In their rush to integrate AI into business workflows, companies may not pay enough attention to securing these tools and the information they entrust to them, and in a new report, Legit security researcher Naphtali Deutsch demonstrates this by scanning the web for two types of threats. Potentially Vulnerable Open Source (OSS) AI ServicesA vector database to store data for AI tools and an LLM application builder, specifically the open source program Flowise. Sensitive personal and corporate dataThey are unwittingly put at risk by organisations striving to join the generative AI revolution.
“A lot of programmers see these tools on the Internet and try to implement them in their environments,” Deutsch says, but they don’t consider security.
Hundreds of unpatched Flowwise servers
Flowise is a low-code tool for building any kind of LLM application. It’s backed by Y Combinator and has tens of thousands of stars on GitHub.
The programs that developers build with Flowise, whether they’re customer support bots or tools that generate and extract data for downstream programming or other tasks, tend to access and manage large amounts of data, so it’s no surprise that the majority of Flowise servers are password protected.
But passwords alone are not enough security. Earlier this year, an Indian researcher discovered an authentication bypass vulnerability in Flowise version 1.6.2 and earlier versions that could be triggered by simply capitalizing a few characters in the program’s API endpoint. The issue is tracked as CVE-2024-31621 and received a “high” score of 7.6 on the CVSS version 3 scale.
Legit’s Deutsch exploited CVE-2024-31621 to crack 438 Flowise servers, including GitHub access tokens. OpenAI API keyyour plaintext Flowise password and API key, configurations and prompts associated with your Flowise app, etc.
“GitHub API tokens allow access to private repositories,” Deutsch emphasizes. This is just one example of the additional attacks that such data can enable. “We also found API keys to other vector databases, such as Pinecone, a very popular SaaS platform. These can be used to break into the databases and dump all the data found, which is probably private and sensitive data.”
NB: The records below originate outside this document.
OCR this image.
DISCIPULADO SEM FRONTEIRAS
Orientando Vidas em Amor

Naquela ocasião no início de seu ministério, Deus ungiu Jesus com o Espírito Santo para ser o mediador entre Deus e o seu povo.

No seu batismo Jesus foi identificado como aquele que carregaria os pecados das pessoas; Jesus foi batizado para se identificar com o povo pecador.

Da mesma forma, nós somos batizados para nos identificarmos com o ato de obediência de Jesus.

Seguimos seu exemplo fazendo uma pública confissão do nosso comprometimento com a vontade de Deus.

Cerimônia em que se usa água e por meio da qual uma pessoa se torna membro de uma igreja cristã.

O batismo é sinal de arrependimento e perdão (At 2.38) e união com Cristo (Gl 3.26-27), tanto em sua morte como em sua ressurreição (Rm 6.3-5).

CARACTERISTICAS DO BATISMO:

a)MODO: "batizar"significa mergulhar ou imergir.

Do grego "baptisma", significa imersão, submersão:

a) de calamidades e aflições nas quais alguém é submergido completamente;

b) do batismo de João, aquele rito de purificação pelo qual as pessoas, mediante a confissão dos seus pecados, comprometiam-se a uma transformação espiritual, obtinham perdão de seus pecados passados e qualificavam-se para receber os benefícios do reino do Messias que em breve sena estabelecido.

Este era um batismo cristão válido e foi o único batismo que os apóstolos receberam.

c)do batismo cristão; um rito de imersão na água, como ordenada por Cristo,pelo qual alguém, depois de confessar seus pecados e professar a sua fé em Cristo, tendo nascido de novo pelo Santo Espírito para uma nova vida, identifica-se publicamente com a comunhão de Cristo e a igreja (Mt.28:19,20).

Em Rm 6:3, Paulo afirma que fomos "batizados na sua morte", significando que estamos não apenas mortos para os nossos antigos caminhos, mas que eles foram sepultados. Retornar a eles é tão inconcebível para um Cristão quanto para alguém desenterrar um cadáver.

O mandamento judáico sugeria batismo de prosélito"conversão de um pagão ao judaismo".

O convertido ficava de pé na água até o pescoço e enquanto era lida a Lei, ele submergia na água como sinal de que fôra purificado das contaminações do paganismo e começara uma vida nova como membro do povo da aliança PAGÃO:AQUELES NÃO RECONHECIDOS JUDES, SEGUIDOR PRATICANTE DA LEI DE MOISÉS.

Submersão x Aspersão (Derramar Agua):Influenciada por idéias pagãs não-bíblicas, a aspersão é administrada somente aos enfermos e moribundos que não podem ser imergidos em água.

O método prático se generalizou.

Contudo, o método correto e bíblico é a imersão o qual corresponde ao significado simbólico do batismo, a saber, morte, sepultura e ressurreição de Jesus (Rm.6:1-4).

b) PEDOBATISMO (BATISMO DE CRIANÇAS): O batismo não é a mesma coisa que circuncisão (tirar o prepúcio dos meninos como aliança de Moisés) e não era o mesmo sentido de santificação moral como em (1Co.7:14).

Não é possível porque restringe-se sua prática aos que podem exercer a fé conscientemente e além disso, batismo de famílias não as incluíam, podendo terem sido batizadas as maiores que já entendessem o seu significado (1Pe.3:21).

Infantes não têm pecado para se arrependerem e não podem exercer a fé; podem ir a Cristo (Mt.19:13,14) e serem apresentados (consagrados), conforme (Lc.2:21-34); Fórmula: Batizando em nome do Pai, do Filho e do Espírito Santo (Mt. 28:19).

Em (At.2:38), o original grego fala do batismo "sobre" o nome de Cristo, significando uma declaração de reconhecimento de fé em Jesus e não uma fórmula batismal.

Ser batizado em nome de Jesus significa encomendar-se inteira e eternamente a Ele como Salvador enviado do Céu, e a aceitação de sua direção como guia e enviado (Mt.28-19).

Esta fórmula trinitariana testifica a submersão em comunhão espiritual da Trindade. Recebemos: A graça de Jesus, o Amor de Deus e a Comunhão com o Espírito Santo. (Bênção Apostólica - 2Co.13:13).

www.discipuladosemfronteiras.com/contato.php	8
Dozens of unsecured vector databases
In fact, vector databases store all kinds of data that AI apps need to retrieve, and any data accessible from the wider web could be attacked directly.
Using a scanning tool, Deutsch found about 30 Vector database servers running online without any authentication checks. These servers contained apparently sensitive information, such as private email conversations from an engineering services vendor, documents from a fashion company, and PII and financial information from clients of an industrial equipment company. Other databases included real estate data, product documentation and data sheets, and patient information used by a medical chatbot.
Leaky vector databases are even more dangerous than leaky LLM builders because they can be tampered with in ways that don’t alert users of the AI tools that rely on them. For example, hackers can not only steal information from a public vector database, but can also delete or corrupt that data to manipulate the results. They could also plant malware within a vector database that would be pulled in when an LLM program runs a query.
To mitigate the risks from exposed AI tools, Deutsch recommends organizations limit access to the AI services they rely on, monitor and log activity related to those services, protect any sensitive data trafficked by LLM apps, and apply software updates whenever possible.
“[These tools] “It’s new, and people don’t have a lot of knowledge about how to set it up,” he warns. “And it’s getting easier to set up. A lot of these vector databases can be set up in Docker or in an AWS Azure environment with two clicks.”Security is more cumbersome and can lag behind.